The training included some lecture and lots of interaction, including small groups and long breaks for prayer.

“Several Kenyan and Ugandan pastors and leaders who attended plan to give their own fellowships the training on how to make disciples, so that the multiplication can continue,” DiGennaro said.

She hopes the training will become part of how these churches make disciples, plant simple churches in various regions and create organic church networks.

“The methods are supposed to be simple enough to be adaptable to any context,” she said.

Pastor and EMM partner George Nyaundi hopes to implement what he learned at the training.

After 2008 election violence in the Sotik area and the village of Chipilat, Nyaundi brought together leaders from the Kisii and Kipsigis tribes to encourage dialogue. Several vibrant peace-seeking churches grew out of that. The Kisii and the Kipsigi, who at one time were killing each other, are now openly communicating and living together.

With this new training, Nyaundi is shifting his focus to a new stage in leadership development and discipleship within these churches he helped to plant.

It’s a model that’s new to many in the region. The educational system in East Africa stems from British colonization, according to DiGennaro. The teacher or church leader is held in high respect.
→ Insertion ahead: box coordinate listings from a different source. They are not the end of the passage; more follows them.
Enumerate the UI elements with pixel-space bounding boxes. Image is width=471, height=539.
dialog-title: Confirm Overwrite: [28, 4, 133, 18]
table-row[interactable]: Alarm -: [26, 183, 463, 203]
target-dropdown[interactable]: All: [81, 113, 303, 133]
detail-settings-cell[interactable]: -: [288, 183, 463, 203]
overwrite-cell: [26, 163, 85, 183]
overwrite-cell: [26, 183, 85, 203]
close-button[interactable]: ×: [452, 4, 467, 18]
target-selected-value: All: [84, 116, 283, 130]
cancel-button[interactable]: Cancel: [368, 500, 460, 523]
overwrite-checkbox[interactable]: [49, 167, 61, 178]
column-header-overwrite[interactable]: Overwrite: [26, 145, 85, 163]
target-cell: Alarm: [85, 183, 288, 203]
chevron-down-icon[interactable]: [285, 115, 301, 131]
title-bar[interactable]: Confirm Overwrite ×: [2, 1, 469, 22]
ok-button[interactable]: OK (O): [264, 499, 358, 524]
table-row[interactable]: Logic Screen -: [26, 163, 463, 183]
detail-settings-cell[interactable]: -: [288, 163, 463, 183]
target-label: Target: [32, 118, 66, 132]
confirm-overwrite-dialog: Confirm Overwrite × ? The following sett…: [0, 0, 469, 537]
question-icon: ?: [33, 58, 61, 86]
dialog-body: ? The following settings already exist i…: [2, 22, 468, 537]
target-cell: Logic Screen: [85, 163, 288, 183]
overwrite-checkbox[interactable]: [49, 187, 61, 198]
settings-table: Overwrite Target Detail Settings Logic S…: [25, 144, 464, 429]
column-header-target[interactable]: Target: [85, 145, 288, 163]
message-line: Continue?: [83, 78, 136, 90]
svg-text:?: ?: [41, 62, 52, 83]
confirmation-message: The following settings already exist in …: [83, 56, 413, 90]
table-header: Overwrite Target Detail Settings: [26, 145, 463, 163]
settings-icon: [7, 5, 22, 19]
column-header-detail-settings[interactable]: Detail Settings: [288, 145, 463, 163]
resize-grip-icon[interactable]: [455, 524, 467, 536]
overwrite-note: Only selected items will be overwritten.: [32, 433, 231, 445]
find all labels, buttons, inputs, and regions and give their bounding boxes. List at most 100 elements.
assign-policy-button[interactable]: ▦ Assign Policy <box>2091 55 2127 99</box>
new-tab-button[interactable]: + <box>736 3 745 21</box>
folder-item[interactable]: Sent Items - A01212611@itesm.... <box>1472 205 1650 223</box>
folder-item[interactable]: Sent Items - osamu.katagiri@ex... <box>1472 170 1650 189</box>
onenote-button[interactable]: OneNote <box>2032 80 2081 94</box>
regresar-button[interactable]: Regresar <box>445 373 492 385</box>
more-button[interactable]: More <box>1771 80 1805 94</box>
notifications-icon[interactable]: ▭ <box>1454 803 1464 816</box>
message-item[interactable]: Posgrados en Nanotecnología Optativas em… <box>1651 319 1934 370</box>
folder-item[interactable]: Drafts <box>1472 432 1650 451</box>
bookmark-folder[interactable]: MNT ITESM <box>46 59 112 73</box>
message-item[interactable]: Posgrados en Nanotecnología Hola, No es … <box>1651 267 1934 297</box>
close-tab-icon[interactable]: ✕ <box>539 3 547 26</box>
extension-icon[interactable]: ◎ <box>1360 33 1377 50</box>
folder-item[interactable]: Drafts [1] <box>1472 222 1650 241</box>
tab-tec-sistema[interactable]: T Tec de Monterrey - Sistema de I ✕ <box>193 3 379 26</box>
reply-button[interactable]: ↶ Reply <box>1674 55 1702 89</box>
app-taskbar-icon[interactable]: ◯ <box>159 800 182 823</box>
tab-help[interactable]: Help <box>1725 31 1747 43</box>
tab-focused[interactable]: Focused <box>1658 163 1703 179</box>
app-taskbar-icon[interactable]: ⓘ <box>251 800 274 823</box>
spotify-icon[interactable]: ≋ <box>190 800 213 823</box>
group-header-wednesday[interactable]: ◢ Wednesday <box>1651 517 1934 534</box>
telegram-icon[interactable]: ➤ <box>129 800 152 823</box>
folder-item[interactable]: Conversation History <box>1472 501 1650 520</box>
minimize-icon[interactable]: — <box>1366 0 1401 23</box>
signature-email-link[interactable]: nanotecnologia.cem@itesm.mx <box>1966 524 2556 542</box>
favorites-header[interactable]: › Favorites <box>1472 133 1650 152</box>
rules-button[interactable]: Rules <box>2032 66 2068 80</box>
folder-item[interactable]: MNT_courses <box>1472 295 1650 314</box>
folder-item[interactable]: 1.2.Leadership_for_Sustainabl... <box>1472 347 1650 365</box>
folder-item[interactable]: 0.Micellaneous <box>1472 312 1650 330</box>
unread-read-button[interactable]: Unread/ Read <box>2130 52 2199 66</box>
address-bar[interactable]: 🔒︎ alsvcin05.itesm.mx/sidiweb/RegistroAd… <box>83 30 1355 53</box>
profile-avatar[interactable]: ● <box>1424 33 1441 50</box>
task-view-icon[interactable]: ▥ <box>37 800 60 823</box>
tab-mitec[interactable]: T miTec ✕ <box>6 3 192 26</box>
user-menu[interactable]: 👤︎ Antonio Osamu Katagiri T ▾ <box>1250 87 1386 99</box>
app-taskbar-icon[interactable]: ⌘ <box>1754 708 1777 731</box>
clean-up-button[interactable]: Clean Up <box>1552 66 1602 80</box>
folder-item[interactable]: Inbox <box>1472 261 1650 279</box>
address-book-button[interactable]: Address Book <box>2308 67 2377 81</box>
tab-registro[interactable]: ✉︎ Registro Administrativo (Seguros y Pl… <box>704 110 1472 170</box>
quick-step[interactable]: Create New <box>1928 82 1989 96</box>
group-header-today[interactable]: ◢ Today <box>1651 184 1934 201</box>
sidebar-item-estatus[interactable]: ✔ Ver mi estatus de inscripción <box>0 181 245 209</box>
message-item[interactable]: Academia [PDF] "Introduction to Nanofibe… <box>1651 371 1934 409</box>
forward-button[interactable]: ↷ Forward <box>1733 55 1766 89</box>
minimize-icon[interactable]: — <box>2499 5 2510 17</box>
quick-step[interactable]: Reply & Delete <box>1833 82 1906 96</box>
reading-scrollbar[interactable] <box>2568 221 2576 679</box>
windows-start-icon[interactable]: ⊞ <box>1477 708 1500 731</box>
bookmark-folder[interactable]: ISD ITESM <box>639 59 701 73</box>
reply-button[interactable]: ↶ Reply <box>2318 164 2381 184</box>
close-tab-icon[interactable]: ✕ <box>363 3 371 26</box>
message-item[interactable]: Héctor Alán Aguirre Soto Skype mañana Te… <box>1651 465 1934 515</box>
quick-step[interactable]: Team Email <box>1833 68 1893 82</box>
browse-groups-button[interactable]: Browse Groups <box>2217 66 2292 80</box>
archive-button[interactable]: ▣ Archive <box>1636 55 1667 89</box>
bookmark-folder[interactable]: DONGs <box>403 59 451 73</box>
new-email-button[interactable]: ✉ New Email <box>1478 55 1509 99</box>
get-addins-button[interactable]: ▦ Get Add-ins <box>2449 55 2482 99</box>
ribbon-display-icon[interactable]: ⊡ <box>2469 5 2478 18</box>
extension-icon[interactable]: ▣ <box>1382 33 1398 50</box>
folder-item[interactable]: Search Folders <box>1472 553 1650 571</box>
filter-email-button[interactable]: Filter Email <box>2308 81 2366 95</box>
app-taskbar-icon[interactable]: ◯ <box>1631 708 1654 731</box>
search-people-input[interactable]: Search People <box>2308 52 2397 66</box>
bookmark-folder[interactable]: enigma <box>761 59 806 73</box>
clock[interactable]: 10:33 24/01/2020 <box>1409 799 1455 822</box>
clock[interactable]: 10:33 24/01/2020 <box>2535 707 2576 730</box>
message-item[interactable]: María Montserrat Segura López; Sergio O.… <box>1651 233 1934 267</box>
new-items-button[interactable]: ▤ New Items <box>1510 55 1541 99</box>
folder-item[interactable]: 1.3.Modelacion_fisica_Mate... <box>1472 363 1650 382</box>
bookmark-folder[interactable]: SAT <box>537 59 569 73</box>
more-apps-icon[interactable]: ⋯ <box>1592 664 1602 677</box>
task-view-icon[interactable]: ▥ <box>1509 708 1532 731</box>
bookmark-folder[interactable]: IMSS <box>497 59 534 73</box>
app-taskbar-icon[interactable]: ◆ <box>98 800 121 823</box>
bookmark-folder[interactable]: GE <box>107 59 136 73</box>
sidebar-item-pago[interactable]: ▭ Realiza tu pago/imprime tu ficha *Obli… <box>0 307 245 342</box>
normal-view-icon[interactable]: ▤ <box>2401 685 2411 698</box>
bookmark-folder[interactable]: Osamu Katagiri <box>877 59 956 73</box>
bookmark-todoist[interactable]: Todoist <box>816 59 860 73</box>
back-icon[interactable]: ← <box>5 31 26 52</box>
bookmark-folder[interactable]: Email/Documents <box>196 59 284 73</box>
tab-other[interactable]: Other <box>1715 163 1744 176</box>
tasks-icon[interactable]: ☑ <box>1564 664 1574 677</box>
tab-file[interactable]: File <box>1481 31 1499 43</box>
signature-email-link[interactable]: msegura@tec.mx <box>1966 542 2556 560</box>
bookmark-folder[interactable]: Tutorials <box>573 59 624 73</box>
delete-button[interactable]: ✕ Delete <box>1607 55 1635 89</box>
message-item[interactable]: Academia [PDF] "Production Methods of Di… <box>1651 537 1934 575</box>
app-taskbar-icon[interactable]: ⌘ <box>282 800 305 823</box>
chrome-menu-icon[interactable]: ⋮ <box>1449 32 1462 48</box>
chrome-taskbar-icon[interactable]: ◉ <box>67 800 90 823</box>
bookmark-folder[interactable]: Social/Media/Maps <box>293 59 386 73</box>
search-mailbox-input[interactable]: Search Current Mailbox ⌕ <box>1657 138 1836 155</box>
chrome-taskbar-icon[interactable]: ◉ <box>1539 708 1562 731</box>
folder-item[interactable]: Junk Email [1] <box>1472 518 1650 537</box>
But All Nations emphasizes the Holy Spirit is the ultimate teacher.

“This creates a very different church-leadership model from what many East Africans are accustomed to,” she said. “But during the training, many participants received gifts of the Holy Spirit, such as speaking in tongues and speaking prophetic words to complete strangers, which emphasized the Holy Spirit’s role as ultimate teacher.”

New paradigm

Amos Stoltzfus, EMM’s strategic partnership coach, says the training is also a new paradigm for church planting for EMM partners.

“Traditionally, church planting has had a set of standards — like construction of a building, hiring a pastor and singing certain worship songs — that are not necessarily the heart of making disciples,” he said. “Now as a result of this training, many of our partners have expressed passion for making authentic disciples of Jesus in a more grassroots fashion.”

EMM East Africa hopes to hold more of these trainings in the future.

Kaye is relocating his family from South Africa, where he worked directly with All Nations, to Tanzania, where he can implement these trainings with more EMM partners.